Ganju lideraba el grupo, siendo el boxeador estrella; tras él iba el pelinaranja, motivándole y dando consejos previos al encuentro, después iba Renji cargando las toallas que servían para secar el sudor de Ganju y luego Hanatarou cargando botellas de agua que ocuparían para refrescar al moreno boxeador.
La sonora voz del presentador anunció el arribo a la arena improvisada a Ganju "Puños de Acero" Shiba, quien fue recibido por la mitad de los espectadores con vitoreas y la contraparte con abucheos, aventaba golpes al aire como forma de calentamiento a su paso por el camino hasta el ring, donde ya le esperaba su oponente.
La campana timbró y con ellos las voces se alzaron, Ganju calculaba la distancia para aventar un golpe, su oponente esperaba que aventara el primer golpe para continuar con un par de ganchos.
El pelinaranja le gritaba desde la parte baja del esquinero, realmente se desesperaba en ver que el moreno no hacía mucho por contraatacar, incluso le soltó un par de injurias que hasta eso servían de aliciente.
Ganju lanzó un derechazo, tan fuerte que aparte de impactar al contrario le volteó el rostro, dejándolo desorientado, provocándole una herida en el labio que comenzó a sangrar y limpió con la mano, Ganju sonrió burlonamente, aparentemente su adversario tenía mayor masa muscular pero sus recientes acciones demostraban que él tenía más técnica y fuerza.
El primer round terminó con un Ganju en ventaja, fue a sentarse a su esquina, siendo recibido por una botella de agua y una toalla.
-"Vas bien, bastante bien… ahora repite aquel derechazo y prosigue con ganchos al hígado… tiene la guardia baja…"- Fue el consejo de Ichigo, bastante seguro de que se llevaría la victoria, así que volvió a sonar la campana para dar inicio al segundo round.
Ganju regresó al centro del ring, se puso en guardia y nuevamente repitió la sesión de golpes, un gancho al hígado que causó que su adversario se inclinara por el dolor, aprovechando esa debilidad y guardia baja para asestarle otro derechazo que volteó el rostro de su oponente y luego asestó un izquierdazo para rematar, haciendo que cayera de rodillas al suelo, descarriado.
En Ganju no cabía el gozo, le estaba dando una paliza al protegido del Señor Tanaka, incluso hasta volteó a ver su semblante, topándose con un sombrío y encolerizado rostro que aumentaba sus ansias por acabarlo de una buena vez.
Shimizu, el contendiente de Ganju se puso de pié con cierta dificultad, sonrió socarronamente, el moreno no lograba entender porqué el idiota sonreía cuando estaba a poco de perder.
-"¡¡Estás acabado!! ¡¡¿Me escuchaste?!! ¡¡Estás acabado!!"- Vociferó Ganju, anunciándole la derrota a todo pulmón.
Shimizu se puso en guardia de nuevo, Ganju sonrió victorioso, se acercó para atacarlo con otro derechazo cuando Shimizu lo esquivó con maestría y le asestó un golpe en la mandíbula, uno que ocasionó que Ganju cayera al suelo y su vista se apagara por completo a sí como su conciencia.
En medio del bullicio Ichigo pudo observar a su hombre tirado en la arena, con los ojos cerrados y sin moverse.
-"¡¡Levántate!! ¡¡Maldita sea levántate!!"- Gritaba el pelinaranja, tenía esa pequeña esperanza de que su protegido regresa al combate pero ni sus palabras servían.
Shimizu levantó los brazos en señal de victoria, lanzando injurias a un noqueado Ganju que ni al tercer round había llegado.

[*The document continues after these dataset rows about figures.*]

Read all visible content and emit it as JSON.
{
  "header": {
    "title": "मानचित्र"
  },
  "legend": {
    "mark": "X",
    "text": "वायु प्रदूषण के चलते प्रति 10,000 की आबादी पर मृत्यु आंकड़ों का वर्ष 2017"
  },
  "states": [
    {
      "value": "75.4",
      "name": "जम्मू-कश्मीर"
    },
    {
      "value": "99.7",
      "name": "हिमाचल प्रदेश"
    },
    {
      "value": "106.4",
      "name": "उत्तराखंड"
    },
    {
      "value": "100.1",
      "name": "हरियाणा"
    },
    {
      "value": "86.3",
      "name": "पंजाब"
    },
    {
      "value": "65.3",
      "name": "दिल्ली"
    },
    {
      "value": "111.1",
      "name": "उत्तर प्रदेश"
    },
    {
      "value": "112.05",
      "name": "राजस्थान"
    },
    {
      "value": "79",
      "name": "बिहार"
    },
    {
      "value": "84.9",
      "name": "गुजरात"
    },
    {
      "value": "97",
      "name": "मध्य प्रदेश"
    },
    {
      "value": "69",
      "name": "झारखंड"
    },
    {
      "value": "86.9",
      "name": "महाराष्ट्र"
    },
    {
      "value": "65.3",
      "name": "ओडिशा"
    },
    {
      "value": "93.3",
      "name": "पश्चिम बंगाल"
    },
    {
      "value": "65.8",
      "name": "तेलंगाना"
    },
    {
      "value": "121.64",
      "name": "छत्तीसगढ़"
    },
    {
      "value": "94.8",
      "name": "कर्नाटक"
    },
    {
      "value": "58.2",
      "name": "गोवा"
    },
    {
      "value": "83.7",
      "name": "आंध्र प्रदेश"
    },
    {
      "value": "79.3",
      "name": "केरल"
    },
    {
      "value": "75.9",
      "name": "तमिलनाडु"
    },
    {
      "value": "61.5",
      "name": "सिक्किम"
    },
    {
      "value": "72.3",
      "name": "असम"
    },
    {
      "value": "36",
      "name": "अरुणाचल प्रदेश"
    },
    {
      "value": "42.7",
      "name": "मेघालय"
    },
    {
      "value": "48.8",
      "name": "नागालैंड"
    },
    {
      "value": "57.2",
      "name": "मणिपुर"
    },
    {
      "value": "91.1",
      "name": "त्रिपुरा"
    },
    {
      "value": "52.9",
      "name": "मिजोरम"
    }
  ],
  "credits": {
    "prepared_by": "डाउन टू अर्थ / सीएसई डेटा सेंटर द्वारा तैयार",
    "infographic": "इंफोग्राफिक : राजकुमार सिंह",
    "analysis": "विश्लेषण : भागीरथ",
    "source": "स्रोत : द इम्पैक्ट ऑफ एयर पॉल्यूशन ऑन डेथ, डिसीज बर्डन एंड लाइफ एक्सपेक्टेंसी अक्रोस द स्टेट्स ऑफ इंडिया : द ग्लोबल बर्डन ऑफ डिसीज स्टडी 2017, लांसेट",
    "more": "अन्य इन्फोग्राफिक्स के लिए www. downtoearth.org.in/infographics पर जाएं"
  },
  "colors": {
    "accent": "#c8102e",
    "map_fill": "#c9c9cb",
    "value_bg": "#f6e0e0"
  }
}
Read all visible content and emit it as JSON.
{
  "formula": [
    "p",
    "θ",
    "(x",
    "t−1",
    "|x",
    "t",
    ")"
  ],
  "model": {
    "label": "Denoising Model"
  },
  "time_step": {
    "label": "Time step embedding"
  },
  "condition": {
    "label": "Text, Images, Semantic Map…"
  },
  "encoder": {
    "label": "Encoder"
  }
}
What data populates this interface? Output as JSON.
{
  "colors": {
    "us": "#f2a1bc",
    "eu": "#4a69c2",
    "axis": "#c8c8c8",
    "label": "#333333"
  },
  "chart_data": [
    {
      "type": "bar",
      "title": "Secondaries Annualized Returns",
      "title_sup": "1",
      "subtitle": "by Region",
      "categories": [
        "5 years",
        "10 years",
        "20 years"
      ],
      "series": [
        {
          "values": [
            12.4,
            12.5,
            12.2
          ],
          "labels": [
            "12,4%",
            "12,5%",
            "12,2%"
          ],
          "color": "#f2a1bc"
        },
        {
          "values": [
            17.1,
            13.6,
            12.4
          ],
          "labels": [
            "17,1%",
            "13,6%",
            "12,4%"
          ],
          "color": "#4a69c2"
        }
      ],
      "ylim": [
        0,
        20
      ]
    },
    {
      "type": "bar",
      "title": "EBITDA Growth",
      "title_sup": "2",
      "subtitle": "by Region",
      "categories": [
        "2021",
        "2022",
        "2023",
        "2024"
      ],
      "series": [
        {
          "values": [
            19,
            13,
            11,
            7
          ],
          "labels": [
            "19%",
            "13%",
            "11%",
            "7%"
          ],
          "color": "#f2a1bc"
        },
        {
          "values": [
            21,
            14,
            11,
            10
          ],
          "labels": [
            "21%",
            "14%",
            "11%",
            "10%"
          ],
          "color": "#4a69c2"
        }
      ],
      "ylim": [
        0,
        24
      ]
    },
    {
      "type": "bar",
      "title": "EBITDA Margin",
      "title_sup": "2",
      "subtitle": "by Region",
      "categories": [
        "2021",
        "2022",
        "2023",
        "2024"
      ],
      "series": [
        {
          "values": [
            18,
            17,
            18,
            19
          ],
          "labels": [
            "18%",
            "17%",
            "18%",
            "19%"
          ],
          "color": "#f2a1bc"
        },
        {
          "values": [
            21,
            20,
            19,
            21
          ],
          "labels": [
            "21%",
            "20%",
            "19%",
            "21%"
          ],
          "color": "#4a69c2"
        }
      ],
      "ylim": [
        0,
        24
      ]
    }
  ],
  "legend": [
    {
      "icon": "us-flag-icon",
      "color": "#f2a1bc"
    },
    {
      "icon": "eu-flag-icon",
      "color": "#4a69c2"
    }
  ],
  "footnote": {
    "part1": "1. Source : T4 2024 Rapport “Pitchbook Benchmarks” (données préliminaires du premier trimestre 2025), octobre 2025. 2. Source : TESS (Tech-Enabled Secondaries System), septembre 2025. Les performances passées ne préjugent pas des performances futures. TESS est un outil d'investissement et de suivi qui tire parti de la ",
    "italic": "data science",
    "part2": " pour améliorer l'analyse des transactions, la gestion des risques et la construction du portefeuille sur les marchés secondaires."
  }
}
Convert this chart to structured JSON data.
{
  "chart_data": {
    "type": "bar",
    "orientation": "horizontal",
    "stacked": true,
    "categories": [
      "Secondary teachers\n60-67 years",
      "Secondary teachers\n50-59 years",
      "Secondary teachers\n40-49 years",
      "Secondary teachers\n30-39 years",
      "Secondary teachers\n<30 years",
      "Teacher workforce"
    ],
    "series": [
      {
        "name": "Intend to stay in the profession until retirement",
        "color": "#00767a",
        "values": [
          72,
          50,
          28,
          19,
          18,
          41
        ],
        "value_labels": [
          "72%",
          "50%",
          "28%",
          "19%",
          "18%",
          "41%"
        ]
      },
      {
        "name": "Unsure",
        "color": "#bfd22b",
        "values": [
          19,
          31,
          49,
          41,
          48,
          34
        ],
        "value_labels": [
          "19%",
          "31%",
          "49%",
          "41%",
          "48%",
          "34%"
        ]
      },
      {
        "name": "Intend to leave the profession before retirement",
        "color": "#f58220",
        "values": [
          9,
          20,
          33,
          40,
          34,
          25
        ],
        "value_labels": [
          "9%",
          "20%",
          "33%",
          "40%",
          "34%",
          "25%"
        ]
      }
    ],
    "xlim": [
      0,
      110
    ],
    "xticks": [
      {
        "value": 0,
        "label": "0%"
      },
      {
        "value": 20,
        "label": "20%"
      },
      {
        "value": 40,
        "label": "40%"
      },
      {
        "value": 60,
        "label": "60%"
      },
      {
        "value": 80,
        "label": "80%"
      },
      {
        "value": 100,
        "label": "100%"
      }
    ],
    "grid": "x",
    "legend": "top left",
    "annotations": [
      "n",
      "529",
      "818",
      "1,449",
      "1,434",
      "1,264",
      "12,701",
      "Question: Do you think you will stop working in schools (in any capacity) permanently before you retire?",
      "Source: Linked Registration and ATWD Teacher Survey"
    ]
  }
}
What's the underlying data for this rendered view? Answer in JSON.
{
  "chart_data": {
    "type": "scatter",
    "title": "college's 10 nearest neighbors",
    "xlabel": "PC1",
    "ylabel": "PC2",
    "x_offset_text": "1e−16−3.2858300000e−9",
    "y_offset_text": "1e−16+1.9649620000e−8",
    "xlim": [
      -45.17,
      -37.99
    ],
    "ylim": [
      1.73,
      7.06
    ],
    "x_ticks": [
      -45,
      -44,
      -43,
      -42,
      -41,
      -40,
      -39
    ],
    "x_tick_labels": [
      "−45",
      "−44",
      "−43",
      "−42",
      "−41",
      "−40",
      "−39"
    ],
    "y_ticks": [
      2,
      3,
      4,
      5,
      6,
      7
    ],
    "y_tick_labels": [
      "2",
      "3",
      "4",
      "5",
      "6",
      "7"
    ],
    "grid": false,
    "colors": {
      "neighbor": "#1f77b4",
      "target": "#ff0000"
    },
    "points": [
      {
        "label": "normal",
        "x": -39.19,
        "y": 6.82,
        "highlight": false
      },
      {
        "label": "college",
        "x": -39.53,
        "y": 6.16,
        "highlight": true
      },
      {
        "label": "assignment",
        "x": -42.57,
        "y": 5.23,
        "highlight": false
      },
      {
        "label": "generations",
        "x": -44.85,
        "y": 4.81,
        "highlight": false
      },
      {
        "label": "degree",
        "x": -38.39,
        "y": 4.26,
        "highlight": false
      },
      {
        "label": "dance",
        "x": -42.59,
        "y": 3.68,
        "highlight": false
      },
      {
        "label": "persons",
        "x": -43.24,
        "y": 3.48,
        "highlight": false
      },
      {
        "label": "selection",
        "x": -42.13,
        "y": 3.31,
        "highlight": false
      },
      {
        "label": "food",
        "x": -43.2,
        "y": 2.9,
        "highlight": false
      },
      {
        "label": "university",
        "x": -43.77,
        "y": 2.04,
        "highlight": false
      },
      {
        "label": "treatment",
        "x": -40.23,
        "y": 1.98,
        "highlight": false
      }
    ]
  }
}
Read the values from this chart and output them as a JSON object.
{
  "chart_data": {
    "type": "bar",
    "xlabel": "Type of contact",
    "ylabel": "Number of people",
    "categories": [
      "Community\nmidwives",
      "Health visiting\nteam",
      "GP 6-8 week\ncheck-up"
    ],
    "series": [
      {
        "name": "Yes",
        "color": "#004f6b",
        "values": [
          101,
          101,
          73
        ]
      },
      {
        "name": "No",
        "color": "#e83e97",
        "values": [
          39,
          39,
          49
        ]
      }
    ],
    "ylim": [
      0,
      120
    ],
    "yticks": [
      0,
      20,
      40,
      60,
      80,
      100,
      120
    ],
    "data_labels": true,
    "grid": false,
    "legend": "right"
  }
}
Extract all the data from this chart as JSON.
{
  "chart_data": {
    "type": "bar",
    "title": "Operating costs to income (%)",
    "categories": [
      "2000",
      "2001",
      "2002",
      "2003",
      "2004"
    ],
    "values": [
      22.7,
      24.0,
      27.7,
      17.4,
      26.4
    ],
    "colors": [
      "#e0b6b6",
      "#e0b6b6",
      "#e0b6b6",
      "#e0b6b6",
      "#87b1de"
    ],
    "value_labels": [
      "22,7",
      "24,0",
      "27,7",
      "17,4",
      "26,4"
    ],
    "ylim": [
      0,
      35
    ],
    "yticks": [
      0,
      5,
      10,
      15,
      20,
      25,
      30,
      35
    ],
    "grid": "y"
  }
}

El referí intervino, por la condición que el moreno presentaba dio por finalizado el combate, otorgándole una justa victoria a Shimizu y su promotor el señor Tanaka, una victoria que acabó con las esperanzas de Ichigo, una victoria que lo obligó a pagarle una cuantiosa suma por las apuestas, una victoria que acarreaba más problemas de lo que ya tenía.